Be yourself; everyone else is already taken.” Oscar Wilde

It’s a challenging path to the truth of who I am. It’s peeling off the layers of the onion to get to the center. There’s often a fear that we’ll go so far we’ll find there’s nothing at the center. Fortunately, onions grow from the inside out and there’s always another layer to discover: new truth and understanding. But yes, being honest with myself means ripping off the layers that Ego has built with half-truths and lies and getting to my essence and accepting the ‘me’ that I discover. It’s not easy and it’s not something that happens overnight. Like many other parts of our program, it’s a process. But once there, I have a base, a foundation I can build upon.

“Pretty words are not always true, true words are not always pretty; and yet, they are still true.” Aiki Flinthart, The Yu Dragon

Being honest isn’t easy. It’s hard to face who I am and to know that it’s not the world, circumstances or others who brought me to my knees. I did that. I was the one who made those decisions that created the addict/alcoholic that I am. It wasn’t my parents, my partner, my job, where I live or my tragedies: I created the mess that landed with a thump at the door of a recovery program. That’s probably the most difficult truth anyone has to face. It’s the one that I must face if I am to recover.

I build my new life based upon truth, based on honesty. I can begin small by just not telling lies to myself and others. This goes beyond being ‘cash register honest’. Honesty and truth become deeply imbedded in this new character we are constructing.

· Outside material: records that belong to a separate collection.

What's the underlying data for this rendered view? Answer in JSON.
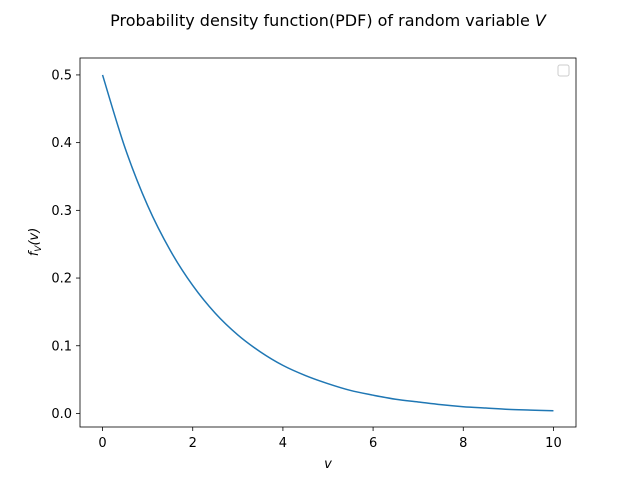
{
  "chart_data": {
    "type": "line",
    "title_prefix": "Probability density function(PDF) of random variable ",
    "title_var": "V",
    "xlabel": "v",
    "ylabel_f": "f",
    "ylabel_sub": "V",
    "ylabel_arg": "(v)",
    "xlim": [
      -0.5,
      10.5
    ],
    "ylim": [
      -0.02,
      0.525
    ],
    "xticks": [
      0,
      2,
      4,
      6,
      8,
      10
    ],
    "xtick_labels": [
      "0",
      "2",
      "4",
      "6",
      "8",
      "10"
    ],
    "yticks": [
      0.0,
      0.1,
      0.2,
      0.3,
      0.4,
      0.5
    ],
    "ytick_labels": [
      "0.0",
      "0.1",
      "0.2",
      "0.3",
      "0.4",
      "0.5"
    ],
    "grid": false,
    "legend": "top-right (empty)",
    "series": [
      {
        "color": "#1f77b4",
        "x": [
          0,
          0.5,
          1,
          1.5,
          2,
          2.5,
          3,
          3.5,
          4,
          4.5,
          5,
          5.5,
          6,
          6.5,
          7,
          7.5,
          8,
          8.5,
          9,
          9.5,
          10
        ],
        "y": [
          0.5,
          0.392,
          0.307,
          0.241,
          0.189,
          0.148,
          0.116,
          0.091,
          0.071,
          0.056,
          0.044,
          0.034,
          0.027,
          0.021,
          0.017,
          0.013,
          0.01,
          0.008,
          0.006,
          0.005,
          0.004
        ]
      }
    ]
  }
}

Self-inspection is essential to building this new life.  Even the best bricklayer uses a level to make sure that his work is plumb and follows a string line to make sure that it is straight as well.

“The longest journey is the journey inwards.” Dag Hammarskjöld

Once more I see how the program is simple, but not necessarily easy. It takes courage and willingness to dig deeply into my self and come up with an honest appraisal of who I am. Here again, the Serenity Prayer comes in: serenity, courage and wisdom. I ask for these in my quest for honesty and the discovery of self.